Just as they had taken Miralem Pjanic from Roma, such a move might potentially seal the Serie A title before a ball was even kicked. Juventus paid just over €90 million, and Higuaín moved north.

Napoli’s fans weren’t happy. Understandably, they had sold their best player to their biggest rivals. What’s more, they couldn’t see any potential replacement that would be able to replicate the Argentine’s goal tally. Higuaín was a traitor. De Laurentiis was an idiot. Napoli were doomed.

 

But in reality, the deal might prove to be in Napoli’s favour. For one, the money they received for Higuaín was, frankly, ridiculous. With two years left on his contract and no sign that he might renew, this was the last transfer window that Napoli would be able to make back their money on a striker rapidly approaching 30.

While Higuaín’s previous season had been wondrous, it stood out as being a high water mark in the striker’s career. There was no guarantee that he would consistently hit such heights. To anyone other than Juventus, the release clause represented no value at all. That’s why Arsenal and Chelsea, among those linked with Higuaín, quickly abandoned their inquiries.

The large sum received for one striker meant that Napoli could hold on to a few of their more important players. Marek Hamšík, the club captain, and Kalidou Koulibaly, the domineering defensive leader, both signed lucrative contract extensions. 

In realistic terms, they might well be more essential to the spine of the side than the striker. Indeed, the Senegalese centre back was reportedly wanted by Chelsea, who were willing to pay as much as €55 million. Thanks to the Higuaín money, such offers could be ignored.

Furthermore, the money could be reinvested in new players. Immediately, Napoli moved to bring in Piotr Zielinski, Amadou Diawara, Nikola Maksimović, Lorenzo Tonelli and Arkadiusz Milik.

Though all of them are not necessarily guaranteed to start, it’s a considerable fortification of the squad, improving the first XI and the bench at the same time. Napoli’s transfers even made a profit, representing a fine summer’s worth of business that was overshadowed by their rivals in Turin.

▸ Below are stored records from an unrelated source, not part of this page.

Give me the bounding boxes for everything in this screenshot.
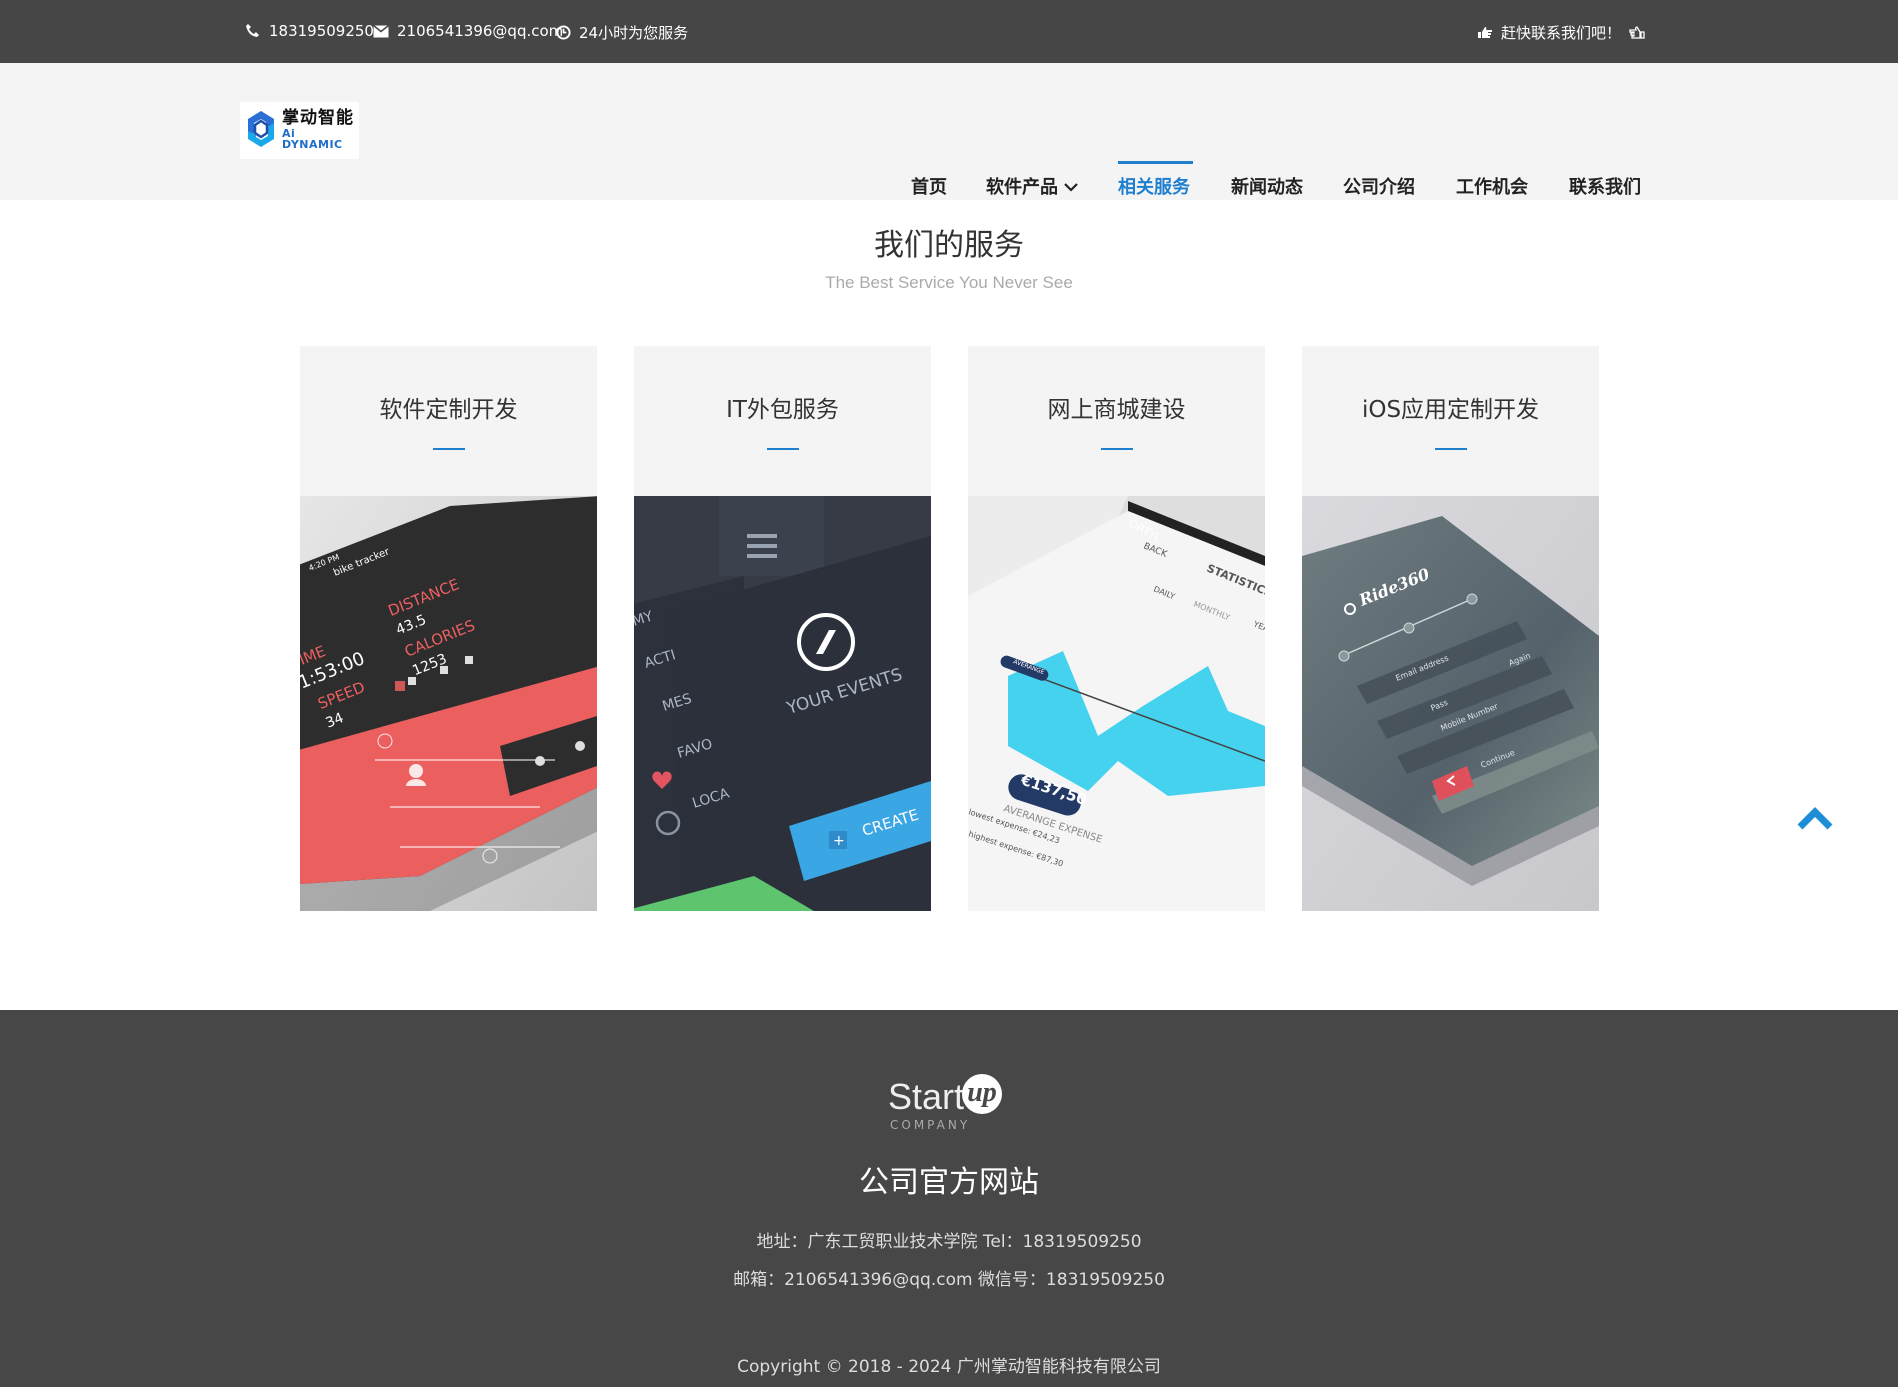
nav-software-products[interactable]: 软件产品 bbox=[986, 173, 1078, 199]
contact-cta[interactable]: 赶快联系我们吧！ bbox=[1477, 22, 1645, 43]
nav-jobs[interactable]: 工作机会 bbox=[1456, 173, 1528, 199]
active-nav-indicator bbox=[1118, 161, 1193, 164]
service-hours: 24小时为您服务 bbox=[556, 22, 688, 43]
phone-number: 18319509250 bbox=[269, 22, 374, 40]
footer-address: 地址：广东工贸职业技术学院 Tel：18319509250 bbox=[756, 1232, 1142, 1252]
nav-news[interactable]: 新闻动态 bbox=[1231, 173, 1303, 199]
email-address: 2106541396@qq.com bbox=[397, 22, 564, 40]
logo-company-text: COMPANY bbox=[890, 1118, 971, 1132]
clock-icon bbox=[556, 25, 571, 40]
hours-text: 24小时为您服务 bbox=[579, 24, 689, 42]
phone-icon bbox=[245, 23, 261, 39]
nav-about[interactable]: 公司介绍 bbox=[1343, 173, 1415, 199]
statistics-app-mockup: ORTYL BACK STATISTICS DAILY MONTHLY YEA … bbox=[968, 496, 1265, 911]
pointing-hand-left-icon bbox=[1629, 25, 1645, 40]
logo-name-en: Ai DYNAMIC bbox=[282, 126, 343, 152]
mail-icon bbox=[373, 24, 389, 38]
title-underline bbox=[767, 448, 799, 450]
nav-contact[interactable]: 联系我们 bbox=[1569, 173, 1641, 199]
back-to-top-button[interactable] bbox=[1797, 805, 1833, 835]
service-card-title: iOS应用定制开发 bbox=[1361, 397, 1540, 423]
service-card-ios-app[interactable]: iOS应用定制开发 Ride360 Email address Again Pa… bbox=[1302, 346, 1599, 911]
logo-up-text: up bbox=[962, 1074, 1002, 1114]
pointing-hand-right-icon bbox=[1477, 26, 1493, 40]
chevron-down-icon bbox=[1064, 176, 1078, 197]
service-card-title: 软件定制开发 bbox=[379, 397, 518, 423]
footer-contact: 邮箱：2106541396@qq.com 微信号：18319509250 bbox=[733, 1270, 1165, 1290]
logo-name-cn: 掌动智能 bbox=[282, 108, 354, 129]
title-underline bbox=[433, 448, 465, 450]
nav-home[interactable]: 首页 bbox=[911, 173, 947, 199]
footer-site-title: 公司官方网站 bbox=[859, 1165, 1039, 1200]
section-title: 我们的服务 bbox=[874, 228, 1024, 263]
service-card-title: 网上商城建设 bbox=[1047, 397, 1186, 423]
section-subtitle: The Best Service You Never See bbox=[825, 273, 1073, 292]
logo-start-text: Start bbox=[888, 1076, 965, 1117]
contact-phone[interactable]: 18319509250 bbox=[245, 22, 374, 40]
service-card-title: IT外包服务 bbox=[726, 397, 839, 423]
bike-tracker-app-mockup: bike tracker 4:20 PM DISTANCE 43.5 CALOR… bbox=[300, 496, 597, 911]
ai-dynamic-logo-icon bbox=[246, 109, 276, 153]
service-card-software[interactable]: 软件定制开发 bike tracker 4:20 PM DISTANCE 43.… bbox=[300, 346, 597, 911]
site-footer: Start up COMPANY 公司官方网站 地址：广东工贸职业技术学院 Te… bbox=[0, 1010, 1898, 1387]
title-underline bbox=[1101, 448, 1133, 450]
ride360-app-mockup: Ride360 Email address Again Pass Mobile … bbox=[1302, 496, 1599, 911]
cta-text: 赶快联系我们吧！ bbox=[1501, 24, 1622, 42]
top-bar: 18319509250 2106541396@qq.com 24小时为您服务 赶… bbox=[0, 0, 1898, 63]
nav-services[interactable]: 相关服务 bbox=[1118, 173, 1190, 199]
events-app-mockup: YOUR EVENTS MY ACTI MES FAVO LOCA + CREA… bbox=[634, 496, 931, 911]
service-card-it-outsourcing[interactable]: IT外包服务 YOUR EVENTS MY ACTI MES FAVO LOCA bbox=[634, 346, 931, 911]
nav-software-products-label: 软件产品 bbox=[986, 177, 1058, 198]
footer-copyright: Copyright © 2018 - 2024 广州掌动智能科技有限公司 bbox=[737, 1357, 1161, 1377]
contact-email[interactable]: 2106541396@qq.com bbox=[373, 22, 563, 40]
service-card-online-store[interactable]: 网上商城建设 ORTYL BACK STATISTICS DAILY MONTH… bbox=[968, 346, 1265, 911]
startup-logo: Start up COMPANY bbox=[0, 1074, 1898, 1134]
title-underline bbox=[1435, 448, 1467, 450]
svg-text:+: + bbox=[833, 833, 845, 849]
site-logo[interactable]: 掌动智能 Ai DYNAMIC bbox=[240, 102, 359, 159]
chevron-up-icon bbox=[1797, 807, 1833, 835]
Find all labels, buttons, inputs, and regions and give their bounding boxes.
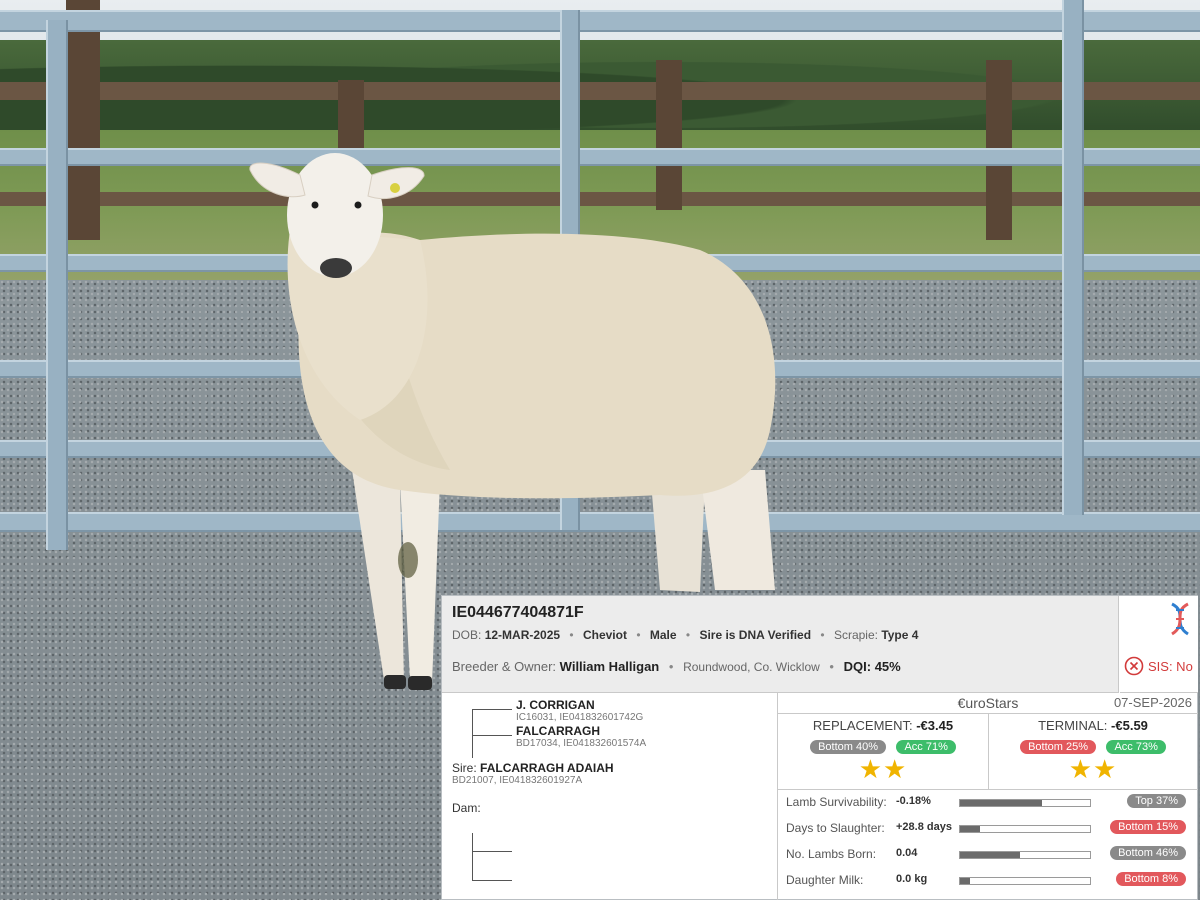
terminal-value: -€5.59 [1111,718,1148,733]
dna-icon [1171,602,1189,636]
trait-value: +28.8 days [896,821,952,833]
trait-value: 0.0 kg [896,873,928,885]
sis-status: SIS: No [1124,656,1193,676]
trait-bar [959,799,1091,807]
terminal-label: TERMINAL: [1038,718,1108,733]
circle-x-icon [1124,656,1144,676]
trait-bar-fill [960,878,971,884]
terminal-accuracy-badge: Acc 73% [1106,740,1166,754]
trait-name: No. Lambs Born: [786,847,877,861]
animal-tag-number: IE044677404871F [452,604,584,621]
trait-bar-fill [960,800,1042,806]
trait-bar-fill [960,852,1020,858]
breeder-line: Breeder & Owner: William Halligan • Roun… [452,659,901,674]
animal-info-card: IE044677404871F DOB: 12-MAR-2025 • Chevi… [441,595,1198,900]
trait-name: Days to Slaughter: [786,821,885,835]
trait-bar [959,877,1091,885]
replacement-label: REPLACEMENT: [812,718,913,733]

The arrival of Arkadiusz Milik might be the most important of all. After a promising start to his career at Ajax and a decent (if not spectacular) Euros, the Polish striker was given the unenviable task of replacing Higuaín. The theory was that he could help bring other players into the game, spreading the scoring responsibility across the midfield. Buying a like-for-like replacement for last season’s top scorer, it was reasoned, seemed impossible.

But then Milik started playing. And Milik started scoring. In eight appearances this season, he’s scored seven times. That includes four goals in the league and three in Europe. Added to this, players such as Dries Mertens and José Maria Callejon have continued to score at a similar rate to last year, ably assisted by the new signing. Right now, as we head into the international break, Napoli are not missing their former star striker at all.

Time will tell whether selling Higuaín was the right move. On the surface, the release clause gave Napoli the perfect excuse. They were held to ransom, they said, there was nothing they could do. But, in secret, the chairman might have been delighted at having received such a large sum for an aging player, one who has notably failed to deliver in the biggest games (at least, on the international stage) and whose foolishly-incurred suspension at the end of last season doomed any lingering Scudetto dreams.

All while keeping up appearances and accusing Juventus of buying the league, Napoli have managed to quietly restructure their squad without much pressure and with an eye towards the long term. Losing the league this year always seemed somewhat inevitable, with or without Higuaín. That they can use that money to lay such strong foundations for the future might well prove to have been a clever move. Behind all the bluster, Napoli fans have reason to be delighted.

In this instance, it seems that selling their best player was Napoli’s happy accident.